Every provider implements a common Provider trait with methods for streaming chat completions, identifying the provider and model, and listing available models. The stream method returns an async stream of StreamEvent values:

VariantPurpose
TextDeltaIncremental text token from the model
ThinkingDeltaChain-of-thought content (extended thinking)
ToolCallStructured tool invocation request
DoneStream completed with usage metadata
ErrorProvider-side error

Caboose does not depend on any vendor SDK. Each provider builds HTTP requests directly and parses server-sent event streams by hand. This approach has several advantages:

  • No SDK version churn. Provider SDKs update frequently and sometimes introduce breaking changes. Raw HTTP is stable.
  • Full control over streaming. Caboose can handle partial SSE frames, reconnect logic, and timeout behavior exactly as needed.
  • Smaller binary. Avoiding SDKs keeps the dependency tree lean.

RetryProvider wraps any Provider with exponential backoff. When a request fails, the error is classified into one of several categories:

  • Auth — invalid or expired API key. No retry.
  • Rate limit — 429 response. Retry with backoff respecting Retry-After.
  • Context length — prompt too large. No retry; triggers compaction upstream.
  • Server — 5xx responses. Retry with backoff.
  • Network — connection failures, timeouts. Retry with backoff.

This classification lets the agent loop react appropriately — for example, a context-length error triggers conversation compaction rather than a blind retry.

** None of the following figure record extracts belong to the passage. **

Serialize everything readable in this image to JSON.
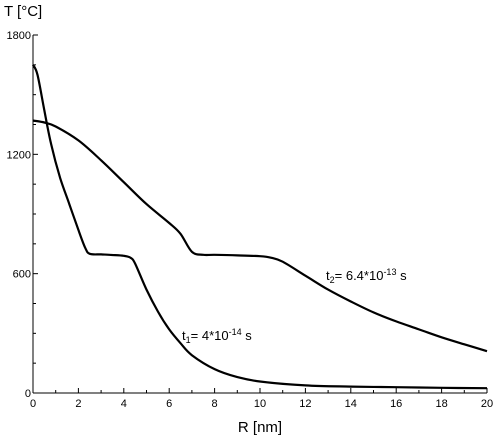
{
  "chart_data": {
    "type": "line",
    "xlabel": "R [nm]",
    "ylabel": "T [°C]",
    "xlim": [
      0,
      20
    ],
    "ylim": [
      0,
      1800
    ],
    "x_ticks": [
      "0",
      "2",
      "4",
      "6",
      "8",
      "10",
      "12",
      "14",
      "16",
      "18",
      "20"
    ],
    "y_ticks": [
      "0",
      "600",
      "1200",
      "1800"
    ],
    "grid": false,
    "series": [
      {
        "name_parts": {
          "var": "t",
          "sub": "1",
          "eq": "= 4*10",
          "exp": "-14",
          "unit": " s"
        },
        "points": [
          [
            0,
            1650
          ],
          [
            0.2,
            1600
          ],
          [
            0.5,
            1420
          ],
          [
            0.8,
            1250
          ],
          [
            1.2,
            1080
          ],
          [
            1.6,
            950
          ],
          [
            2.0,
            820
          ],
          [
            2.3,
            730
          ],
          [
            2.5,
            700
          ],
          [
            3.0,
            697
          ],
          [
            3.5,
            694
          ],
          [
            4.0,
            690
          ],
          [
            4.3,
            680
          ],
          [
            4.5,
            650
          ],
          [
            5.0,
            520
          ],
          [
            5.5,
            410
          ],
          [
            6.0,
            320
          ],
          [
            6.5,
            250
          ],
          [
            7.0,
            190
          ],
          [
            8.0,
            120
          ],
          [
            9.0,
            80
          ],
          [
            10.0,
            58
          ],
          [
            12.0,
            38
          ],
          [
            14.0,
            32
          ],
          [
            16.0,
            29
          ],
          [
            18.0,
            26
          ],
          [
            20.0,
            24
          ]
        ]
      },
      {
        "name_parts": {
          "var": "t",
          "sub": "2",
          "eq": "= 6.4*10",
          "exp": "-13",
          "unit": " s"
        },
        "points": [
          [
            0,
            1370
          ],
          [
            0.5,
            1360
          ],
          [
            1.0,
            1340
          ],
          [
            2.0,
            1270
          ],
          [
            3.0,
            1170
          ],
          [
            4.0,
            1060
          ],
          [
            5.0,
            950
          ],
          [
            6.0,
            855
          ],
          [
            6.5,
            800
          ],
          [
            7.0,
            710
          ],
          [
            7.5,
            695
          ],
          [
            8.0,
            695
          ],
          [
            9.0,
            692
          ],
          [
            10.0,
            688
          ],
          [
            10.5,
            680
          ],
          [
            11.0,
            660
          ],
          [
            12.0,
            590
          ],
          [
            13.0,
            520
          ],
          [
            14.0,
            460
          ],
          [
            15.0,
            405
          ],
          [
            16.0,
            360
          ],
          [
            17.0,
            320
          ],
          [
            18.0,
            280
          ],
          [
            19.0,
            245
          ],
          [
            20.0,
            210
          ]
        ]
      }
    ]
  }
}
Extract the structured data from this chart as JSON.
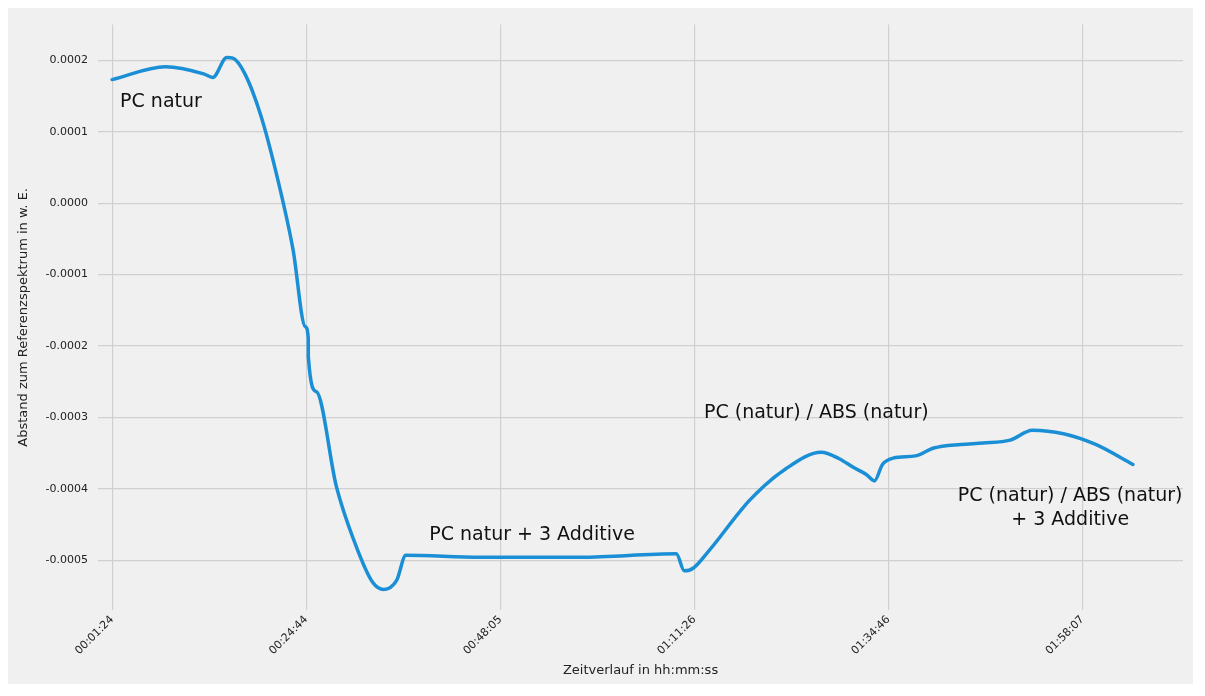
{
  "chart_data": {
    "type": "line",
    "xlabel": "Zeitverlauf in hh:mm:ss",
    "ylabel": "Abstand zum Referenzspektrum in w. E.",
    "x": [
      0.0233,
      0.1302,
      0.2068,
      0.2249,
      0.2531,
      0.2652,
      0.2894,
      0.3216,
      0.3539,
      0.3861,
      0.4103,
      0.4164,
      0.4165,
      0.4325,
      0.4728,
      0.5132,
      0.5455,
      0.5676,
      0.5938,
      0.612,
      0.7611,
      0.9627,
      1.1542,
      1.1703,
      1.1885,
      1.2207,
      1.3014,
      1.3739,
      1.4445,
      1.4808,
      1.509,
      1.5352,
      1.5514,
      1.5675,
      1.5897,
      1.634,
      1.6703,
      1.7248,
      1.7691,
      1.8235,
      1.8679,
      1.9304,
      1.9949,
      2.0695
    ],
    "series": [
      {
        "color": "#1a8fd6",
        "values": [
          0.000173,
          0.000191,
          0.000181,
          0.000176,
          0.000204,
          0.000203,
          0.000181,
          0.000122,
          3.7e-05,
          -6.6e-05,
          -0.000173,
          -0.000189,
          -0.000215,
          -0.000264,
          -0.000397,
          -0.000482,
          -0.000531,
          -0.000541,
          -0.000528,
          -0.000493,
          -0.000496,
          -0.000496,
          -0.000491,
          -0.000515,
          -0.000511,
          -0.000486,
          -0.000416,
          -0.000372,
          -0.000349,
          -0.000358,
          -0.00037,
          -0.00038,
          -0.000389,
          -0.000366,
          -0.000357,
          -0.000354,
          -0.000343,
          -0.000338,
          -0.000336,
          -0.000332,
          -0.000318,
          -0.000323,
          -0.000338,
          -0.000366
        ]
      }
    ],
    "xlim": [
      -0.005,
      2.17
    ],
    "ylim": [
      -0.00057,
      0.00025
    ],
    "xticks": [
      {
        "value": 0.02333,
        "label": "00:01:24"
      },
      {
        "value": 0.41222,
        "label": "00:24:44"
      },
      {
        "value": 0.80139,
        "label": "00:48:05"
      },
      {
        "value": 1.19056,
        "label": "01:11:26"
      },
      {
        "value": 1.57944,
        "label": "01:34:46"
      },
      {
        "value": 1.96861,
        "label": "01:58:07"
      }
    ],
    "yticks": [
      0.0002,
      0.0001,
      {
        "value": 0,
        "label": "0.0000"
      },
      -0.0001,
      -0.0002,
      -0.0003,
      -0.0004,
      -0.0005
    ],
    "annotations": [
      "PC natur",
      "PC natur + 3 Additive",
      "PC (natur) / ABS (natur)",
      "PC (natur) / ABS (natur)\n+ 3 Additive"
    ],
    "grid": true,
    "legend": false,
    "marker": "none",
    "line_style": "solid"
  }
}
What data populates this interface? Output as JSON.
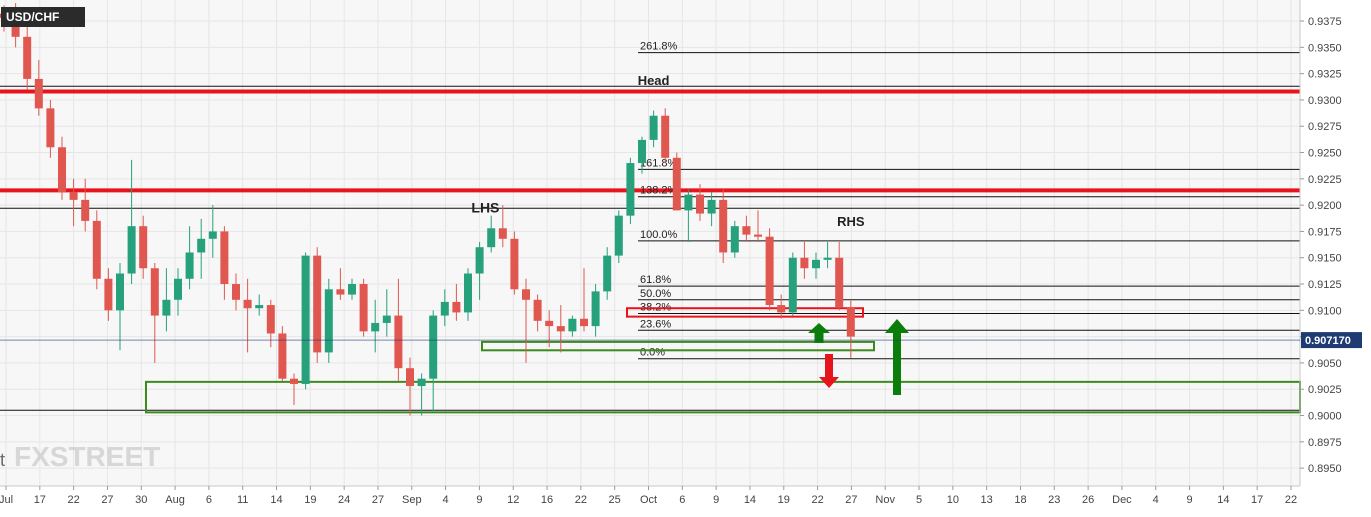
{
  "symbol": "USD/CHF",
  "watermark": "FXSTREET",
  "watermark_edge_char": "t",
  "colors": {
    "up": "#26a17b",
    "down": "#e0574f",
    "resistance": "#e8141b",
    "zone_green": "#3b8a1c",
    "arrow_up": "#0b7d0b",
    "arrow_down": "#e8141b",
    "price_tag": "#1f3b73",
    "grid": "#e6e6e6"
  },
  "chart_data": {
    "type": "candlestick",
    "title": "USD/CHF",
    "ylim": [
      0.8933,
      0.9395
    ],
    "y_ticks": [
      "0.9375",
      "0.9350",
      "0.9325",
      "0.9300",
      "0.9275",
      "0.9250",
      "0.9225",
      "0.9200",
      "0.9175",
      "0.9150",
      "0.9125",
      "0.9100",
      "0.9075",
      "0.9050",
      "0.9025",
      "0.9000",
      "0.8975",
      "0.8950"
    ],
    "x_ticks": [
      "Jul",
      "17",
      "22",
      "27",
      "30",
      "Aug",
      "6",
      "11",
      "14",
      "19",
      "24",
      "27",
      "Sep",
      "4",
      "9",
      "12",
      "16",
      "22",
      "25",
      "Oct",
      "6",
      "9",
      "14",
      "19",
      "22",
      "27",
      "Nov",
      "5",
      "10",
      "13",
      "18",
      "23",
      "26",
      "Dec",
      "4",
      "9",
      "14",
      "17",
      "22"
    ],
    "current_price": "0.907170",
    "candles": [
      {
        "o": 0.9382,
        "h": 0.939,
        "l": 0.9365,
        "c": 0.9378
      },
      {
        "o": 0.9378,
        "h": 0.9392,
        "l": 0.935,
        "c": 0.936
      },
      {
        "o": 0.936,
        "h": 0.937,
        "l": 0.931,
        "c": 0.932
      },
      {
        "o": 0.932,
        "h": 0.9338,
        "l": 0.9285,
        "c": 0.9292
      },
      {
        "o": 0.9292,
        "h": 0.93,
        "l": 0.9245,
        "c": 0.9255
      },
      {
        "o": 0.9255,
        "h": 0.9265,
        "l": 0.9205,
        "c": 0.9212
      },
      {
        "o": 0.9212,
        "h": 0.9225,
        "l": 0.918,
        "c": 0.9205
      },
      {
        "o": 0.9205,
        "h": 0.9225,
        "l": 0.9175,
        "c": 0.9185
      },
      {
        "o": 0.9185,
        "h": 0.9195,
        "l": 0.912,
        "c": 0.913
      },
      {
        "o": 0.913,
        "h": 0.914,
        "l": 0.909,
        "c": 0.91
      },
      {
        "o": 0.91,
        "h": 0.9145,
        "l": 0.9062,
        "c": 0.9135
      },
      {
        "o": 0.9135,
        "h": 0.9243,
        "l": 0.9125,
        "c": 0.918
      },
      {
        "o": 0.918,
        "h": 0.919,
        "l": 0.913,
        "c": 0.914
      },
      {
        "o": 0.914,
        "h": 0.9145,
        "l": 0.905,
        "c": 0.9095
      },
      {
        "o": 0.9095,
        "h": 0.914,
        "l": 0.908,
        "c": 0.911
      },
      {
        "o": 0.911,
        "h": 0.914,
        "l": 0.9095,
        "c": 0.913
      },
      {
        "o": 0.913,
        "h": 0.918,
        "l": 0.912,
        "c": 0.9155
      },
      {
        "o": 0.9155,
        "h": 0.9187,
        "l": 0.913,
        "c": 0.9168
      },
      {
        "o": 0.9168,
        "h": 0.92,
        "l": 0.915,
        "c": 0.9175
      },
      {
        "o": 0.9175,
        "h": 0.918,
        "l": 0.911,
        "c": 0.9125
      },
      {
        "o": 0.9125,
        "h": 0.9135,
        "l": 0.91,
        "c": 0.911
      },
      {
        "o": 0.911,
        "h": 0.913,
        "l": 0.906,
        "c": 0.9102
      },
      {
        "o": 0.9102,
        "h": 0.9115,
        "l": 0.9095,
        "c": 0.9105
      },
      {
        "o": 0.9105,
        "h": 0.911,
        "l": 0.9065,
        "c": 0.9078
      },
      {
        "o": 0.9078,
        "h": 0.9085,
        "l": 0.9033,
        "c": 0.9035
      },
      {
        "o": 0.9035,
        "h": 0.904,
        "l": 0.901,
        "c": 0.903
      },
      {
        "o": 0.903,
        "h": 0.9155,
        "l": 0.9025,
        "c": 0.9152
      },
      {
        "o": 0.9152,
        "h": 0.916,
        "l": 0.905,
        "c": 0.906
      },
      {
        "o": 0.906,
        "h": 0.913,
        "l": 0.905,
        "c": 0.912
      },
      {
        "o": 0.912,
        "h": 0.914,
        "l": 0.911,
        "c": 0.9115
      },
      {
        "o": 0.9115,
        "h": 0.913,
        "l": 0.911,
        "c": 0.9125
      },
      {
        "o": 0.9125,
        "h": 0.913,
        "l": 0.9075,
        "c": 0.908
      },
      {
        "o": 0.908,
        "h": 0.911,
        "l": 0.906,
        "c": 0.9088
      },
      {
        "o": 0.9088,
        "h": 0.912,
        "l": 0.9075,
        "c": 0.9095
      },
      {
        "o": 0.9095,
        "h": 0.913,
        "l": 0.9033,
        "c": 0.9045
      },
      {
        "o": 0.9045,
        "h": 0.9055,
        "l": 0.9,
        "c": 0.9028
      },
      {
        "o": 0.9028,
        "h": 0.904,
        "l": 0.9,
        "c": 0.9035
      },
      {
        "o": 0.9035,
        "h": 0.91,
        "l": 0.9003,
        "c": 0.9095
      },
      {
        "o": 0.9095,
        "h": 0.912,
        "l": 0.9085,
        "c": 0.9108
      },
      {
        "o": 0.9108,
        "h": 0.9125,
        "l": 0.909,
        "c": 0.9098
      },
      {
        "o": 0.9098,
        "h": 0.914,
        "l": 0.909,
        "c": 0.9135
      },
      {
        "o": 0.9135,
        "h": 0.9165,
        "l": 0.911,
        "c": 0.916
      },
      {
        "o": 0.916,
        "h": 0.919,
        "l": 0.9155,
        "c": 0.9178
      },
      {
        "o": 0.9178,
        "h": 0.92,
        "l": 0.916,
        "c": 0.9168
      },
      {
        "o": 0.9168,
        "h": 0.9175,
        "l": 0.9115,
        "c": 0.912
      },
      {
        "o": 0.912,
        "h": 0.913,
        "l": 0.905,
        "c": 0.911
      },
      {
        "o": 0.911,
        "h": 0.9115,
        "l": 0.908,
        "c": 0.909
      },
      {
        "o": 0.909,
        "h": 0.91,
        "l": 0.9065,
        "c": 0.9085
      },
      {
        "o": 0.9085,
        "h": 0.9105,
        "l": 0.906,
        "c": 0.908
      },
      {
        "o": 0.908,
        "h": 0.9095,
        "l": 0.9075,
        "c": 0.9092
      },
      {
        "o": 0.9092,
        "h": 0.914,
        "l": 0.908,
        "c": 0.9085
      },
      {
        "o": 0.9085,
        "h": 0.9125,
        "l": 0.9075,
        "c": 0.9118
      },
      {
        "o": 0.9118,
        "h": 0.916,
        "l": 0.911,
        "c": 0.9152
      },
      {
        "o": 0.9152,
        "h": 0.9195,
        "l": 0.9145,
        "c": 0.919
      },
      {
        "o": 0.919,
        "h": 0.9245,
        "l": 0.9182,
        "c": 0.924
      },
      {
        "o": 0.924,
        "h": 0.9265,
        "l": 0.923,
        "c": 0.9262
      },
      {
        "o": 0.9262,
        "h": 0.929,
        "l": 0.9255,
        "c": 0.9285
      },
      {
        "o": 0.9285,
        "h": 0.9292,
        "l": 0.924,
        "c": 0.9245
      },
      {
        "o": 0.9245,
        "h": 0.925,
        "l": 0.9195,
        "c": 0.9195
      },
      {
        "o": 0.9195,
        "h": 0.9215,
        "l": 0.9165,
        "c": 0.921
      },
      {
        "o": 0.921,
        "h": 0.922,
        "l": 0.9185,
        "c": 0.9192
      },
      {
        "o": 0.9192,
        "h": 0.9212,
        "l": 0.918,
        "c": 0.9205
      },
      {
        "o": 0.9205,
        "h": 0.9215,
        "l": 0.9145,
        "c": 0.9155
      },
      {
        "o": 0.9155,
        "h": 0.9185,
        "l": 0.915,
        "c": 0.918
      },
      {
        "o": 0.918,
        "h": 0.919,
        "l": 0.9165,
        "c": 0.9172
      },
      {
        "o": 0.9172,
        "h": 0.9195,
        "l": 0.9165,
        "c": 0.917
      },
      {
        "o": 0.917,
        "h": 0.9178,
        "l": 0.91,
        "c": 0.9105
      },
      {
        "o": 0.9105,
        "h": 0.9115,
        "l": 0.9092,
        "c": 0.9098
      },
      {
        "o": 0.9098,
        "h": 0.9155,
        "l": 0.9095,
        "c": 0.915
      },
      {
        "o": 0.915,
        "h": 0.9165,
        "l": 0.913,
        "c": 0.914
      },
      {
        "o": 0.914,
        "h": 0.9155,
        "l": 0.913,
        "c": 0.9148
      },
      {
        "o": 0.9148,
        "h": 0.9165,
        "l": 0.914,
        "c": 0.915
      },
      {
        "o": 0.915,
        "h": 0.9165,
        "l": 0.91,
        "c": 0.9103
      },
      {
        "o": 0.9103,
        "h": 0.911,
        "l": 0.9055,
        "c": 0.9075
      }
    ],
    "fib_levels": [
      {
        "label": "261.8%",
        "value": 0.9345
      },
      {
        "label": "161.8%",
        "value": 0.9234
      },
      {
        "label": "138.2%",
        "value": 0.9208
      },
      {
        "label": "100.0%",
        "value": 0.9166
      },
      {
        "label": "61.8%",
        "value": 0.9123
      },
      {
        "label": "50.0%",
        "value": 0.911
      },
      {
        "label": "38.2%",
        "value": 0.9097
      },
      {
        "label": "23.6%",
        "value": 0.9081
      },
      {
        "label": "0.0%",
        "value": 0.9054
      }
    ],
    "black_lines": [
      0.9313,
      0.9197,
      0.9005
    ],
    "red_lines": [
      0.9308,
      0.9214
    ],
    "pattern_labels": [
      {
        "text": "Head",
        "candle": 56,
        "price": 0.9314
      },
      {
        "text": "LHS",
        "candle": 41.5,
        "price": 0.9193
      },
      {
        "text": "RHS",
        "candle": 73,
        "price": 0.918
      }
    ]
  }
}
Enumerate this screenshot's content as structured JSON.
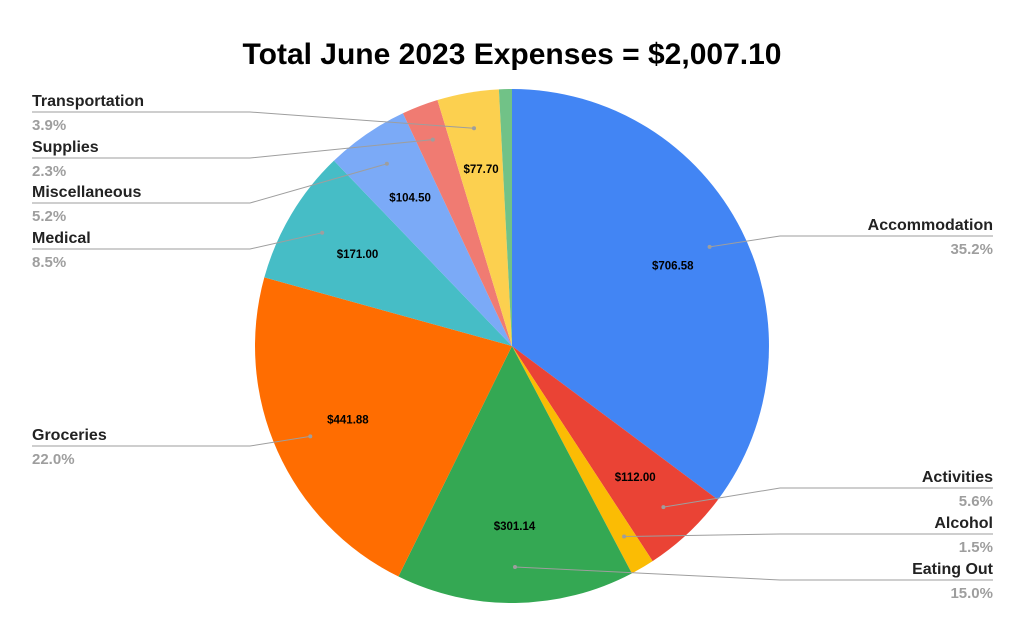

For providers that support it (Anthropic), Caboose marks the system prompt and early conversation turns with cache-control headers. This reduces latency and cost on multi-turn conversations where the prefix remains stable.

Caboose maintains an internal registry of known models with their context window sizes, capability flags, and per-token pricing. This data is used to calculate cost estimates per turn and per session. The catalog is compiled into the binary and updated with each release, but users can also specify arbitrary model identifiers for providers that support them.